What sense do cypherpunks mean strong crypto in then?  Perhaps you
could educate us?

They mean lots of crypto out there firstly, so that the when the
government tries the next GAK initiative the government has less
chance of pushing it through, as more people know what crypto is, and
understand how outrageous mandatory domestic GAK is.  Secondly they
mean strong crypto, as in full key strengths, and no flaws.  But
mainly their interest in deploying strong crypto by whatever means
available (commercial, freeware, or whatever) for a purpose: to
undermine the power of the state, to allow people to go about the
business unhindered by the state.

Cypherpunks also get involved in breaking crypto, and this is usually
enough to get massively commercially deployed strong crypto with
unintentional flaws converted quickly into massively deployed crypto
without the flaws.  eg. Netscape's random number generator weakness,
which netscape fixed immediately.

> > The conclusion in the GNU vs. BSD/SSLeay/etc. license debate
> > should be clear.
> Well, it clearly isn't, as evidenced by the large number of fairly
> bright people arguing about it. :)

It's clear to pretty much all the cypherpunks I've seen contribute to
the thread, Eric, Perry, Adam Shostack, Jim McCoy, Bruce Schneier.
Probably there were some others who contributed to the thread also.

You don't get it, but then have you ever written any crypto code with
the objective of undermining the power of the state?  Is this your aim
in writing your open source application code that you name dropped?

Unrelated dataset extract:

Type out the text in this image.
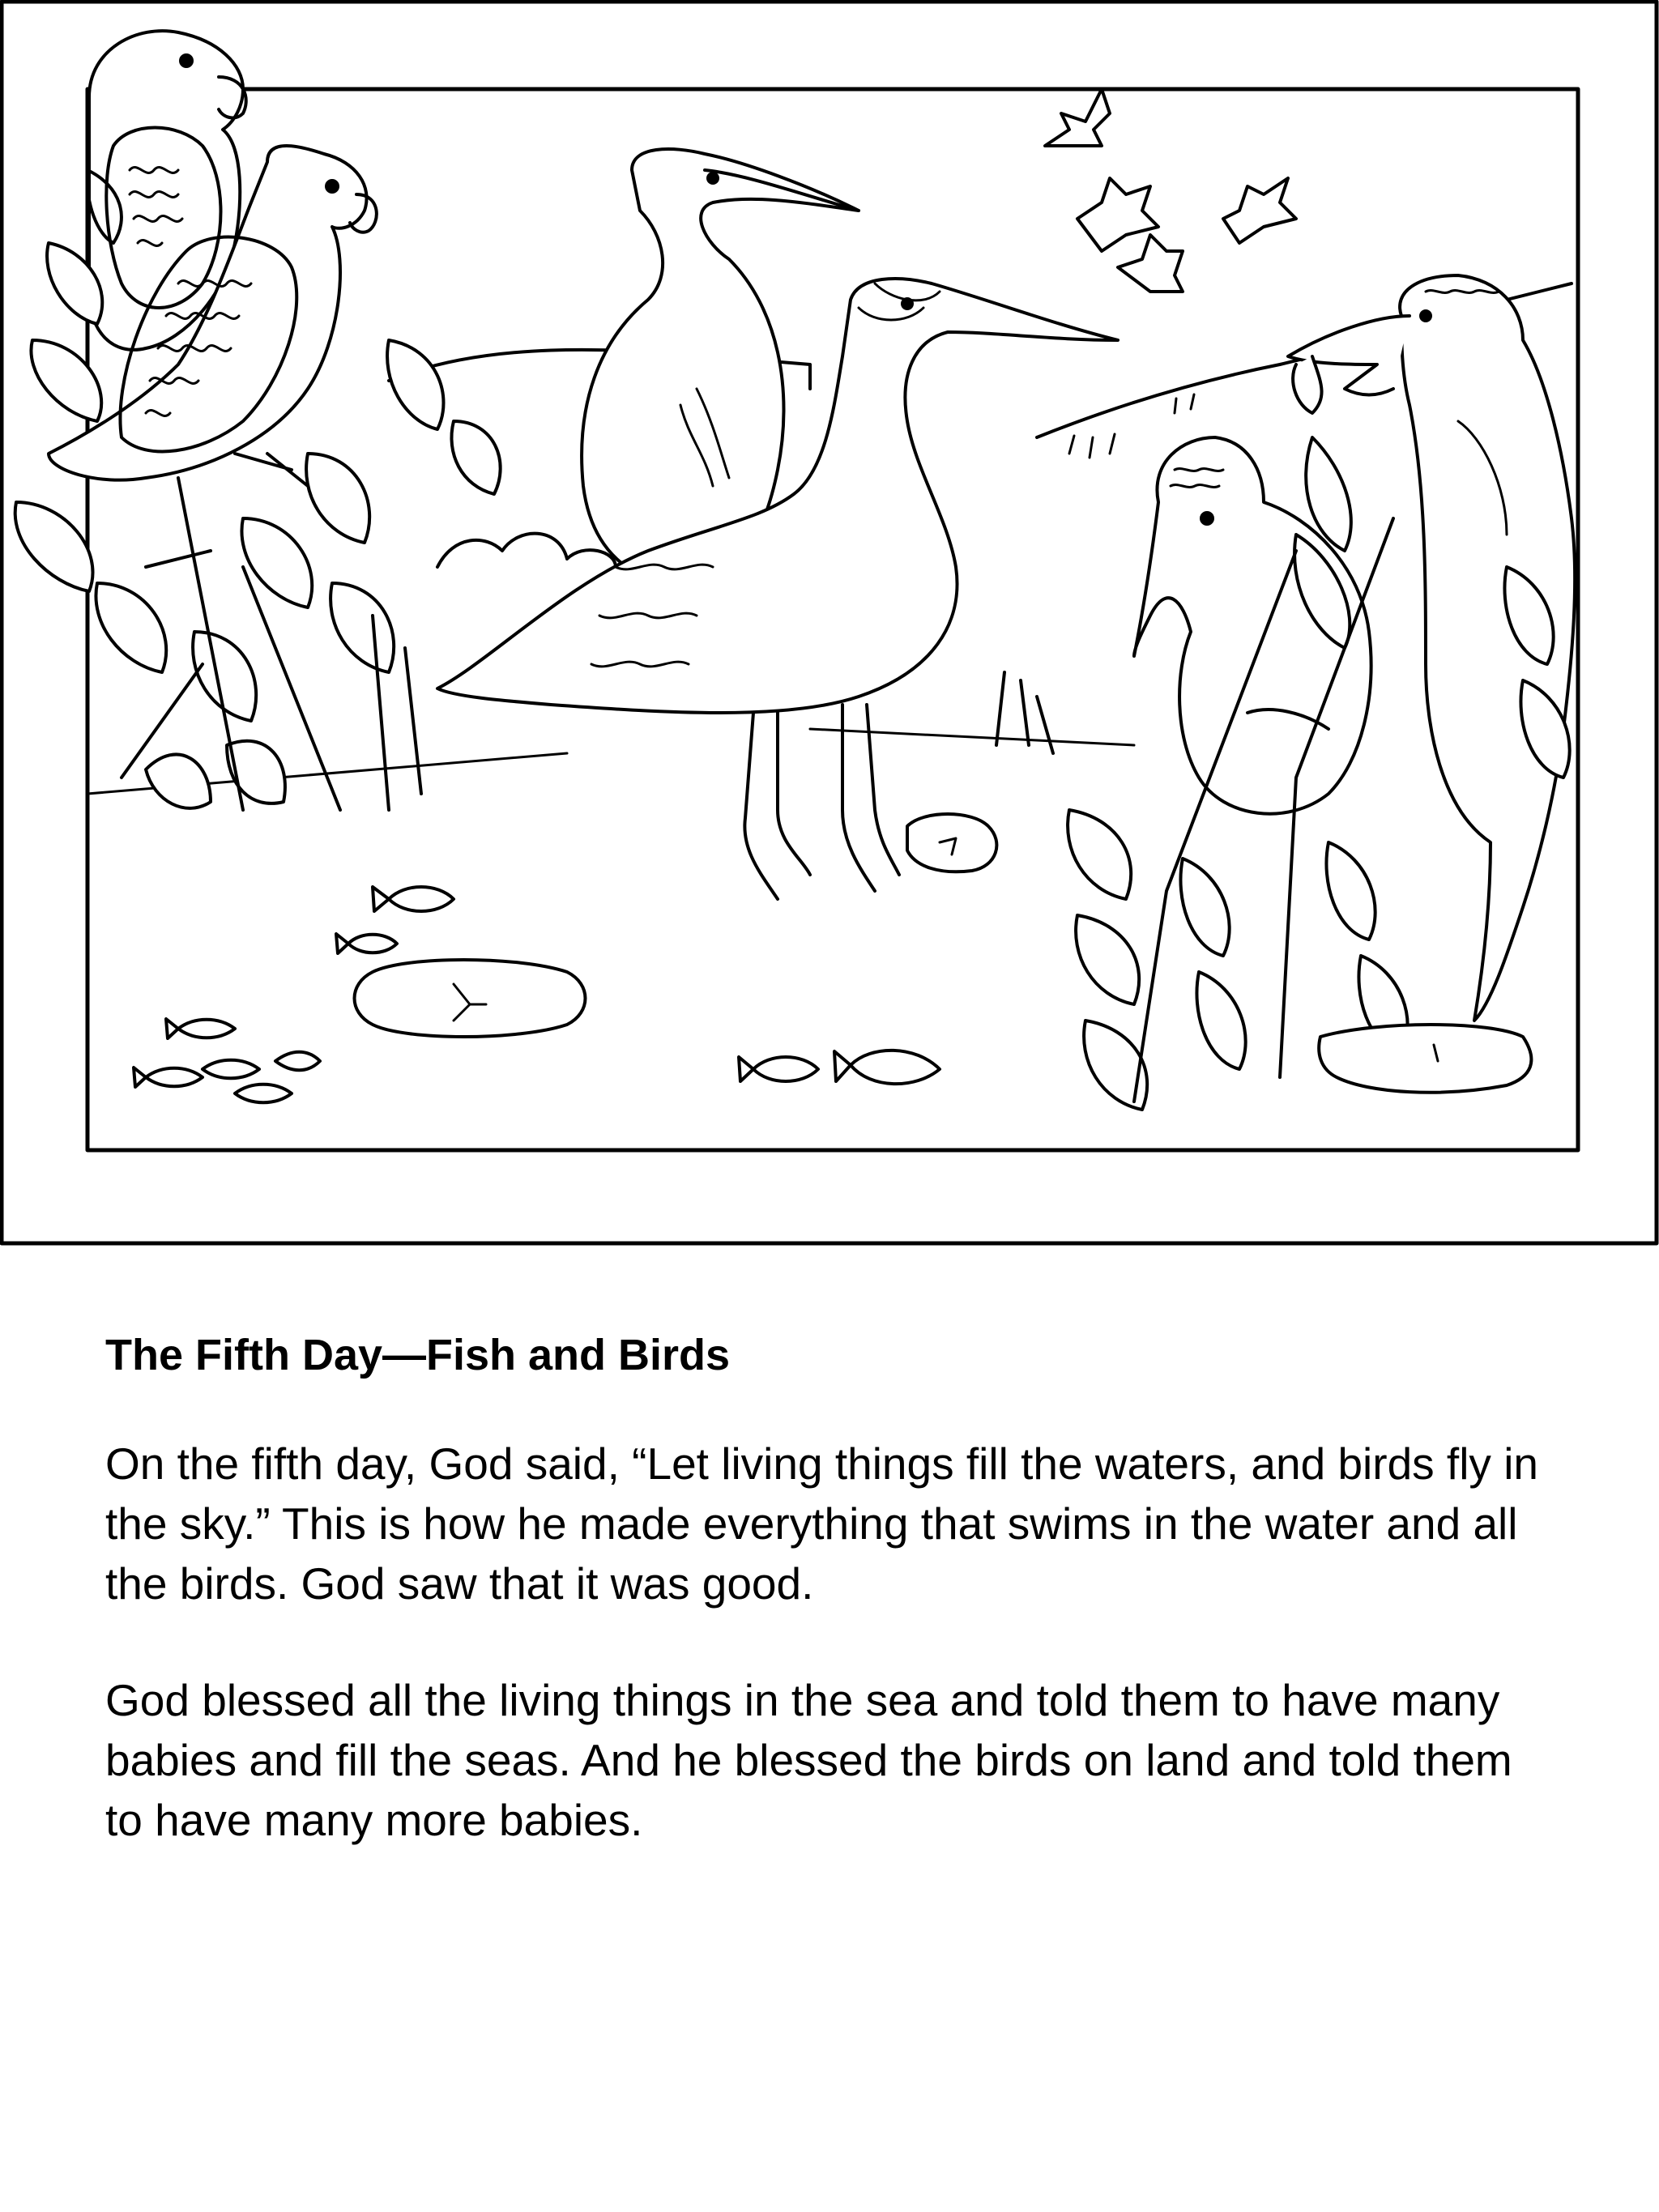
The Fifth Day—Fish and Birds

On the fifth day, God said, “Let living things fill the waters, and birds fly in the sky.” This is how he made everything that swims in the water and all the birds. God saw that it was good.

God blessed all the living things in the sea and told them to have many babies and fill the seas. And he blessed the birds on land and told them to have many more babies.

This is what I meant by my short rant about coderpunks detracting from
the cypherpunk objective: siphons off 'punks from cypherpunks into a
crypto-politically neutral environment.  Then it gets increasingly
more crypto-politically neutral subscribers, and anyone reminding or
commenting that the original aim of the game was to distribute strong
crypto to undermine the state, gets told by the local retro moderators
that political stuff isn't welcome.

Try reading the cyphernomicon (*), if you haven't.